# Principle of Structural Induction

## Theorem

Let $\mathcal L$ be a formal language.

Let the formal grammar of $\mathcal L$ be a bottom-up grammar.

Let $P \left({\phi}\right)$ be a statement (in the metalanguage of $\mathcal L$) about well-formed formulas $\phi$ of $\mathcal L$.

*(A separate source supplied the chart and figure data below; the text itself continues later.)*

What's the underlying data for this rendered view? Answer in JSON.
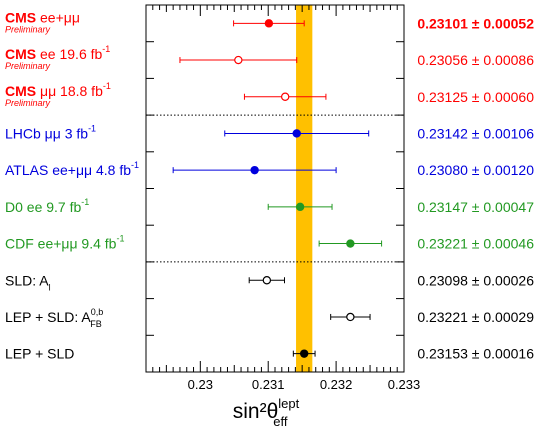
{
  "chart_data": {
    "type": "scatter",
    "xlabel": "sin²θ",
    "xlabel_sup": "lept",
    "xlabel_sub": "eff",
    "xlim": [
      0.2292,
      0.233
    ],
    "xticks": [
      0.23,
      0.231,
      0.232,
      0.233
    ],
    "xtick_labels": [
      "0.23",
      "0.231",
      "0.232",
      "0.233"
    ],
    "band": {
      "low": 0.23141,
      "high": 0.23165,
      "color": "#ffc000"
    },
    "grid": false,
    "separators_after_row": [
      2,
      6
    ],
    "rows": [
      {
        "label": "CMS ee+μμ",
        "label_main": "CMS",
        "label_rest": " ee+μμ",
        "sup": "",
        "sub": "",
        "sublabel": "Preliminary",
        "value": 0.23101,
        "error": 0.00052,
        "display": "0.23101 ± 0.00052",
        "color": "#ff0000",
        "marker": "filled",
        "bold_value": true
      },
      {
        "label": "CMS ee 19.6 fb⁻¹",
        "label_main": "CMS",
        "label_rest": " ee 19.6 fb",
        "sup": "-1",
        "sub": "",
        "sublabel": "Preliminary",
        "value": 0.23056,
        "error": 0.00086,
        "display": "0.23056 ± 0.00086",
        "color": "#ff0000",
        "marker": "open",
        "bold_value": false
      },
      {
        "label": "CMS μμ 18.8 fb⁻¹",
        "label_main": "CMS",
        "label_rest": " μμ 18.8 fb",
        "sup": "-1",
        "sub": "",
        "sublabel": "Preliminary",
        "value": 0.23125,
        "error": 0.0006,
        "display": "0.23125 ± 0.00060",
        "color": "#ff0000",
        "marker": "open",
        "bold_value": false
      },
      {
        "label": "LHCb μμ 3 fb⁻¹",
        "label_main": "",
        "label_rest": "LHCb μμ 3 fb",
        "sup": "-1",
        "sub": "",
        "sublabel": "",
        "value": 0.23142,
        "error": 0.00106,
        "display": "0.23142 ± 0.00106",
        "color": "#0000dd",
        "marker": "filled",
        "bold_value": false
      },
      {
        "label": "ATLAS ee+μμ 4.8 fb⁻¹",
        "label_main": "",
        "label_rest": "ATLAS ee+μμ 4.8 fb",
        "sup": "-1",
        "sub": "",
        "sublabel": "",
        "value": 0.2308,
        "error": 0.0012,
        "display": "0.23080 ± 0.00120",
        "color": "#0000dd",
        "marker": "filled",
        "bold_value": false
      },
      {
        "label": "D0 ee 9.7 fb⁻¹",
        "label_main": "",
        "label_rest": "D0 ee 9.7 fb",
        "sup": "-1",
        "sub": "",
        "sublabel": "",
        "value": 0.23147,
        "error": 0.00047,
        "display": "0.23147 ± 0.00047",
        "color": "#229922",
        "marker": "filled",
        "bold_value": false
      },
      {
        "label": "CDF ee+μμ 9.4 fb⁻¹",
        "label_main": "",
        "label_rest": "CDF ee+μμ 9.4 fb",
        "sup": "-1",
        "sub": "",
        "sublabel": "",
        "value": 0.23221,
        "error": 0.00046,
        "display": "0.23221 ± 0.00046",
        "color": "#229922",
        "marker": "filled",
        "bold_value": false
      },
      {
        "label": "SLD: A_l",
        "label_main": "",
        "label_rest": "SLD: A",
        "sup": "",
        "sub": "l",
        "sublabel": "",
        "value": 0.23098,
        "error": 0.00026,
        "display": "0.23098 ± 0.00026",
        "color": "#000000",
        "marker": "open",
        "bold_value": false
      },
      {
        "label": "LEP + SLD: A_FB^0,b",
        "label_main": "",
        "label_rest": "LEP + SLD: A",
        "sup": "0,b",
        "sub": "FB",
        "sublabel": "",
        "value": 0.23221,
        "error": 0.00029,
        "display": "0.23221 ± 0.00029",
        "color": "#000000",
        "marker": "open",
        "bold_value": false
      },
      {
        "label": "LEP + SLD",
        "label_main": "",
        "label_rest": "LEP + SLD",
        "sup": "",
        "sub": "",
        "sublabel": "",
        "value": 0.23153,
        "error": 0.00016,
        "display": "0.23153 ± 0.00016",
        "color": "#000000",
        "marker": "filled",
        "bold_value": false
      }
    ]
  }
}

Then $P$ is true for all WFFs of $\mathcal L$ iff both:

$P \left({a}\right)$ is true for all letters $a$ of $\mathcal L$,

and, for each rule of formation of $\mathcal L$, if $\phi$ is a WFF resulting from WFFs $\phi_1, \ldots, \phi_n$ by applying that rule, then:

$P \left({\phi}\right)$ is true as soon as $P \left({\phi_1}\right), \ldots, P \left({\phi_n}\right)$ are all true.

## Proof

Let $\phi$ be a WFF of $\mathcal L$.

Then $\phi$ is the result of applying finitely many rules of formation of $\mathcal L$.

If we can show that the result of each rule of formation satisfies $P$, we will have finished.

Suppose now that for a rule of formation $\mathbf R$, all preceding rules have produced WFFs satisfying $P$.

By the bottom-up nature of the formal grammar of $\mathcal L$, $\mathbf R$ either:

• Introduces a letter as a WFF; or
• Constructs a new WFF from previously constructed ones.

The two given hypotheses precisely ensure that the WFF resulting from $\mathbf R$ must also satisfy $P$.

For the first rule of formation applied, all preceding rules have vacuously produced WFFs satisfying $P$.

But now we see that any subsequent rule of formation will satisfy this premise.

In particular, it applies to the final rule of formation, and hence $P \left({\phi}\right)$ is true.

$\blacksquare$

## Remark

Although the proof is strongly reminiscent of the Principle of Mathematical Induction, it can be seen to be a finite, algorithmic procedure:

Given any WFF $\phi$, we have a definite procedure for verifying $P \left({\phi}\right)$, which involves only finitely many operations.

The assumptions of the theorem ensure that each of these operations will affirm the truth of $P \left({\phi}\right)$.

It is therefore justifiable to accept this proof in the metalanguage.